Economic storytelling becomes key to Event Horizon, despite all its narrative pomp and circumstance. After a series short scenes and quick cuts, the group reaches Neptune’s wavy blue surface, boards the Event Horizon’s perimeter, and starts experiencing terrifying hallucinations that stem from their worst past traumas. The ship’s cramped interiors are a blatant rip-off of Ridley Scott and Michael Seymour’s cavernous mise-en-scene in Alien, one shadowy corner after another momentarily illuminated by flashing fluorescents and bursts of steam. “This place is a tomb,” a crewmember comments upon boarding the ship, and Anderson’s manic camera does a good job of suffocating the life out of each space. Character’s quickly begin to see flashes of terrible nightmares, and it doesn’t take long for them to piece together the film’s flimsy plot: the Event Horizon has just returned from another dimension ruled by chaos, bringing back with it an evil force that will defend against any and all intruders by driving them mad. One senior officer sees an image of her disable son pockmarked by bloody soars, while Miller himself envisions the burning corpse of a fallen comrade he couldn’t save years previous. All of them are strikingly surreal cinematic snapshots.
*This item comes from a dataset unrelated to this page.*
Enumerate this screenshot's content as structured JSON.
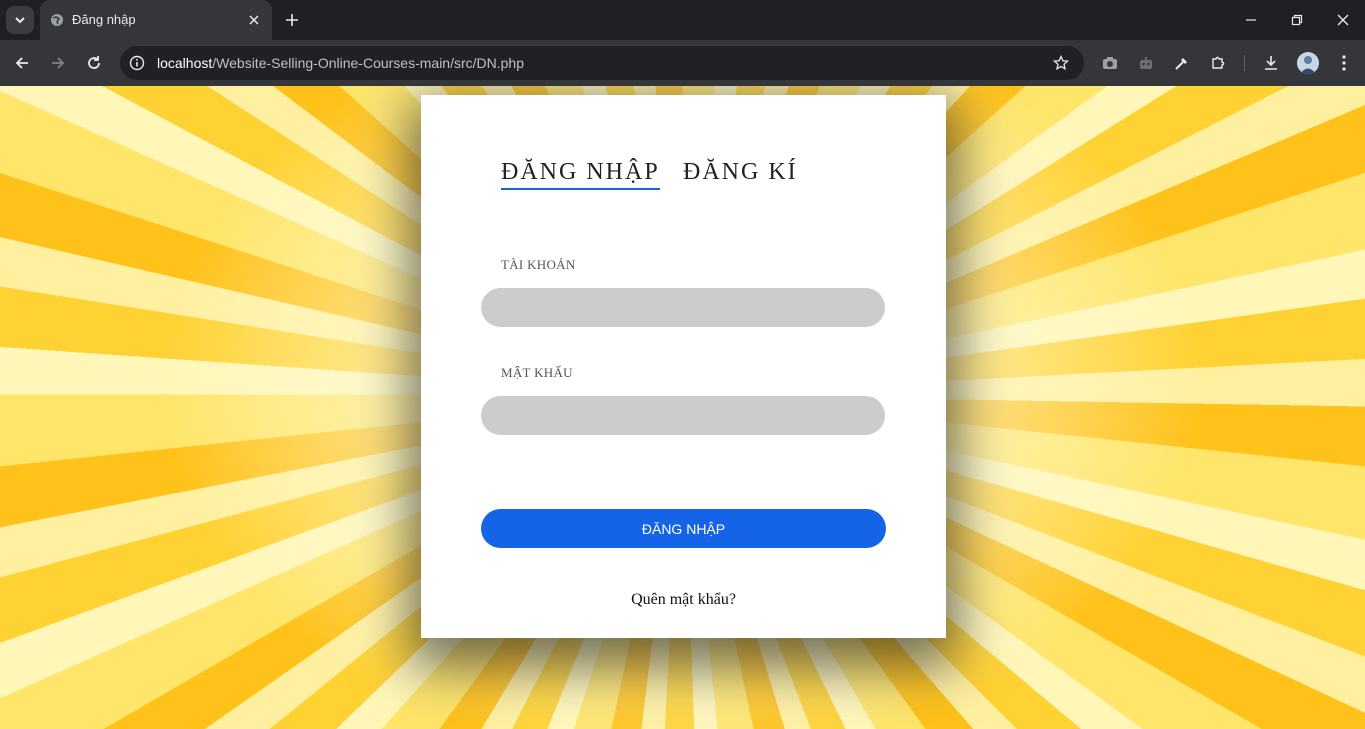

The blood-caked walls of the Event Horizon evoke an element of dread from the very first moment the titular ship is breached, but nothing quite prepares Miller, Weir, and the crew for the level of brutality to come. With its protracted death scenes and revelations of mental/physical torture, Event Horizon foreshadows the Saw series in many thematic ways, putting an emphasis on lingering guilt and past sins ultimately manifesting itself at the moment of death. Some of these set pieces are downright silly, like the moment where a deranged crewmember named Justin propels himself into outer space via an airlock, vomits blood mid-jump, and is rescued by Miller in one fell swoop. But others are amazingly successful at mixing Slasher film conventions with the more restrained bits of psychological horror. Toward the end, when Weir goes completely mad and stalks Miller’s every move, Anderson focuses intently on the textures of mutilated skin and body parts. This culminates in a frightening standoff framed by the orb-like mechanism that allows the ship to bend time. The shot of Weir’s bloodied face smiling, crisscrossed with deep cuts like a torn up canvas, becomes a portrait of the ship itself, an unseen ghoul dying to take Miller and his crew for a ride with the devil.

One moment a raging horror film, the next a restrained examination of psychological inanity, Event Horizon takes its genre schizophrenia to sadistic extremes. But this is what makes it such a fascinatingly deformed horror hybrid, an uneasy cinematic example of 1990s horror caught between the golden genre years of the 1980s and the postmodern phantasmagoria of the 2000s. It’s a film of terrible personal moments, and despite his sledgehammer theatrics and hilarious flair for bad dialogue, Anderson creates a confined nightmare landscape from the leftover mush of other better films. At one point, after a particularly haunting psychological exchange, one character screams, “This ship is fucked!” Looking at how cynical and pessimistic Event Horizon becomes, this might one of the biggest understatements in horror film history.